Since agents choose B_t2(+1) today, I need the adjustment to occur with a one-period delay. Is this behavior standard in Dynare? If not, how should I define debt to capture that timing?
means that B_t2 is not predetermined. To make B_t2 predetermined, it would need to be shifted by one period. Put differently, B_t2(-1) would be predetermined, while B_t2 is the value chosen today.
But that leads to an even stranger result. If you look at the attached image, you’ll see that debt stays around zero for most of the transition path and then suddenly drops at the final period. That behavior doesn’t make much economic sense to me.
I was wondering: was your suggestion also implying that I might need to revise the timing of other variables as well? For example, the interest rate i is defined at +1 in the Euler equation—could that be a source of inconsistency here?

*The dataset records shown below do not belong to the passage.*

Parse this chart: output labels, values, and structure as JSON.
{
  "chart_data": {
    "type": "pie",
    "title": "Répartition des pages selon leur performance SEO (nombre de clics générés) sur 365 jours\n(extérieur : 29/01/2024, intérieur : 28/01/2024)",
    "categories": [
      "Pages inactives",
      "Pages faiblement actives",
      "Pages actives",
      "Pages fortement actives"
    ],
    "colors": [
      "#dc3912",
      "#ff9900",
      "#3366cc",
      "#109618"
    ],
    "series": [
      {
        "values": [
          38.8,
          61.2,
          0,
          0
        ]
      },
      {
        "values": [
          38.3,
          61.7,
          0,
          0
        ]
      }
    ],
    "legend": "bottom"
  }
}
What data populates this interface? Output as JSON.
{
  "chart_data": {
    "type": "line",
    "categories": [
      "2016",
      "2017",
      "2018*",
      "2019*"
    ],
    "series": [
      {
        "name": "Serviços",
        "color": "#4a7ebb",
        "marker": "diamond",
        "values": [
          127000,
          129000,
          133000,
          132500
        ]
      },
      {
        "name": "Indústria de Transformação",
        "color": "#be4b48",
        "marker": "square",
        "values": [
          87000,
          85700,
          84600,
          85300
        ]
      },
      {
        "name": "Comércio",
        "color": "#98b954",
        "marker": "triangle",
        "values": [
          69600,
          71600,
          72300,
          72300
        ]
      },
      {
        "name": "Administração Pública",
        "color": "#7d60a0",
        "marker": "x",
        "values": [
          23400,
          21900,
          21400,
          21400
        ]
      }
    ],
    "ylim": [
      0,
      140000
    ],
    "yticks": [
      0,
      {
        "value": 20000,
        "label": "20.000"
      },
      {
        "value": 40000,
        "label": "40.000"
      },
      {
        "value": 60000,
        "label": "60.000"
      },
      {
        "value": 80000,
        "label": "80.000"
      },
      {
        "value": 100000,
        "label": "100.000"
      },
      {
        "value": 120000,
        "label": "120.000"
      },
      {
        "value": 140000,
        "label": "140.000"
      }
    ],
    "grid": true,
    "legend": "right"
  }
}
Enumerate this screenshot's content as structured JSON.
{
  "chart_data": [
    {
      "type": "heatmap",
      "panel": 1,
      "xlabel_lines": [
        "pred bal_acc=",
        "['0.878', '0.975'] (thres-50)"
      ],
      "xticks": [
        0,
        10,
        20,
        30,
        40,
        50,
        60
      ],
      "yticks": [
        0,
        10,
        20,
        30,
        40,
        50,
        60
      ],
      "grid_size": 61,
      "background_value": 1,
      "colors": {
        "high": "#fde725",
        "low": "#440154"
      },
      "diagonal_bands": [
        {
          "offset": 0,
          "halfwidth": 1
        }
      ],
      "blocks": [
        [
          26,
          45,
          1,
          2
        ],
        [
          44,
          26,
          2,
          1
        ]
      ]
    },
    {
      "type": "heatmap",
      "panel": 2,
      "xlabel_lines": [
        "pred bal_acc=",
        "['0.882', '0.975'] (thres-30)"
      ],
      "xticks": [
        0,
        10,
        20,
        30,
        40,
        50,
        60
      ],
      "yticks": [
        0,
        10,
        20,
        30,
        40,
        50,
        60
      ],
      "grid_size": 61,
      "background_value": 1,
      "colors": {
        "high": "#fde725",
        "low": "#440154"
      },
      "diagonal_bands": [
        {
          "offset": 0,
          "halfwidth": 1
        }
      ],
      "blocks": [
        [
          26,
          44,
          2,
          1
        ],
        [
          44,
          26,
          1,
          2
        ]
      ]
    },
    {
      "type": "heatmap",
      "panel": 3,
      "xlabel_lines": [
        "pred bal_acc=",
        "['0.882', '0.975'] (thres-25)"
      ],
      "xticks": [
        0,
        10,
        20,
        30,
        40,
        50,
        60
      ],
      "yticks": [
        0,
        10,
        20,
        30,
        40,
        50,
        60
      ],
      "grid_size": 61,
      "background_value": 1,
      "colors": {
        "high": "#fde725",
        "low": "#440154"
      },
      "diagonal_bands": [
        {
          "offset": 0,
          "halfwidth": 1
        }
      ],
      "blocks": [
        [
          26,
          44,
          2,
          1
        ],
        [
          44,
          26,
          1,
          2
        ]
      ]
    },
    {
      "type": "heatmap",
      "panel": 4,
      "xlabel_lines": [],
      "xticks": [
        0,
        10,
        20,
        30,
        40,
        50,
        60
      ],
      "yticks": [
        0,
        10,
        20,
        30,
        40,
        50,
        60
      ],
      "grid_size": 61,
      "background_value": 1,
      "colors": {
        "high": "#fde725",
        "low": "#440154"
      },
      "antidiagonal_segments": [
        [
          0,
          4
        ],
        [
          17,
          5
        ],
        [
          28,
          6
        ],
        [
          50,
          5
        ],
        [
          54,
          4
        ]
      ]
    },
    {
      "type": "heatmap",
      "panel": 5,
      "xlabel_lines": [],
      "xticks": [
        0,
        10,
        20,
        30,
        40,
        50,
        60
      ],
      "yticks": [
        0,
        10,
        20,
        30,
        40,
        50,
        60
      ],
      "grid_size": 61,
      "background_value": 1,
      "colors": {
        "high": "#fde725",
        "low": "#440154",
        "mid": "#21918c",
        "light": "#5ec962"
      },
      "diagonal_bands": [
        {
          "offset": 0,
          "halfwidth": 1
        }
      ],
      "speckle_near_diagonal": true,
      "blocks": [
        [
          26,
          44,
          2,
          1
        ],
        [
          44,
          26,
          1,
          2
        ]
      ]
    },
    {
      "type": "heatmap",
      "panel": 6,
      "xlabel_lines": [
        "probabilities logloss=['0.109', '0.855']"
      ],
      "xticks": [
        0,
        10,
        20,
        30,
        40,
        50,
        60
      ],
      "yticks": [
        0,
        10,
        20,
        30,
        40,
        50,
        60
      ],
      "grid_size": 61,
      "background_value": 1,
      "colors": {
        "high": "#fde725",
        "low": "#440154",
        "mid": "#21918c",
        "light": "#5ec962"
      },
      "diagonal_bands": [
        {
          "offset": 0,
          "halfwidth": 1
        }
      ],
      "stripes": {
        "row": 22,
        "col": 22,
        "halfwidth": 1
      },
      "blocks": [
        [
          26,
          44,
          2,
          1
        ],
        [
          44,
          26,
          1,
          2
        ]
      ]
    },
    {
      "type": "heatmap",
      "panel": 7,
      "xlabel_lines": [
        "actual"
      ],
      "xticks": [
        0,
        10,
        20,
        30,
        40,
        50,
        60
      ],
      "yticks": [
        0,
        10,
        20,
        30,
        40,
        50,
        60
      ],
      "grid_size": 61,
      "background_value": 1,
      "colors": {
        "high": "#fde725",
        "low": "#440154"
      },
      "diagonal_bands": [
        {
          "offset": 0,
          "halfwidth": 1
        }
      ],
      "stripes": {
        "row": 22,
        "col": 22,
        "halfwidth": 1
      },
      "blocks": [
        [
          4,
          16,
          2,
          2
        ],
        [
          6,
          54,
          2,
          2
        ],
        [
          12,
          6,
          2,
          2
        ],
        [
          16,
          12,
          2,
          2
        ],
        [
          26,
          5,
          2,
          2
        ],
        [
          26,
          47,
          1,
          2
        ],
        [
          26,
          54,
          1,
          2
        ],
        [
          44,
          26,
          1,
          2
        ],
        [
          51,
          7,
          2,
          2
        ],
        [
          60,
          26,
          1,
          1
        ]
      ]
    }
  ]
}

The other files are the same ones I used in my original post.
What I’ve been reading is that when using perfect foresight and having a finite time horizon, there is no optimal path for repaying debt. As a result, the solver determines that the simplier course of action is to accumulate debt until period T-1 and pay the interest in the final period. That dynamic doesn’t seem very reasonable to me.
I read that adding a rising cost to indebtedness could correct this, but I’d prefer not to impose additional conditions.
Not a specific paper or forum post, no. It’s something I’ve inferred through iterations with different LLMs and from the behavior I’ve observed in Dynare while running my model, as well as simpler versions of it, where the same debt path dynamics appeared.